Mr. Sieh originally supported the Oahe project. But after years of studying local conditions, he decided irrigating cropland here would do more harm than good.

"For irrigation to be successful," he says, "about 25 percent of the water has to pass through the soil -- or the soil salts up and becomes waterlogged and useless." He's seen that happen in other areas.

"This is a very successful dryland area," he says, "and these people have learned how to raise crops dryland [without irrigation], which is important at a time when the country's both trying to cut budgets and save energy."

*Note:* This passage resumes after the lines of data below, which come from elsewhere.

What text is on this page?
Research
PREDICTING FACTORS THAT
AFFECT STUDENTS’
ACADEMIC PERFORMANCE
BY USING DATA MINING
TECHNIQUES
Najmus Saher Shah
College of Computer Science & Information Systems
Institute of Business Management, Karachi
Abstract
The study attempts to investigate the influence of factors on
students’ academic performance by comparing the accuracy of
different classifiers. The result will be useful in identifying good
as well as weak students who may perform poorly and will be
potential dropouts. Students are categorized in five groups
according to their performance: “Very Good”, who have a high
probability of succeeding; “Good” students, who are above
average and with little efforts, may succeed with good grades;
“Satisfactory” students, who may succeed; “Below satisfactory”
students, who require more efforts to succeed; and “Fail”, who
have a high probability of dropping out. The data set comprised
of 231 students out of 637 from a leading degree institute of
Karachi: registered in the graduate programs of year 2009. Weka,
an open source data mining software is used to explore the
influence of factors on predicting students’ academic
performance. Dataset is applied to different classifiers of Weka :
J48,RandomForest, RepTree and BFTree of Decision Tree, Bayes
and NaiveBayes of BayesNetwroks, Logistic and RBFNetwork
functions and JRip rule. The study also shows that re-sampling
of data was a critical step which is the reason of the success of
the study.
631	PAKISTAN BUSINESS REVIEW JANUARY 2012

To make his point, Sieh won election to the local board in charge of water policy. At that point, he says, he ran into "the kind of insensitivity you get when you have government planners working behind practically closed doors with congressmen who have no understanding of the project except that it means bringing hundreds of millions of dollars into their districts."

Cattleman Clarence Erickson, whose parents were both born here in sod houses, puts it more simply: "It just looked like a boondoggle."

Farmers opposing the Oahe project say President Reagan could save $913 million by cancelling it. In return, they want a $70 million project to provide pure drinking water for pipeline for communities here.

But just in case the government insists on spending money, the State of South Dakota has drawn up a wish list of 33 water projects that together would add up to the full $1 billion cost of the Oahe project.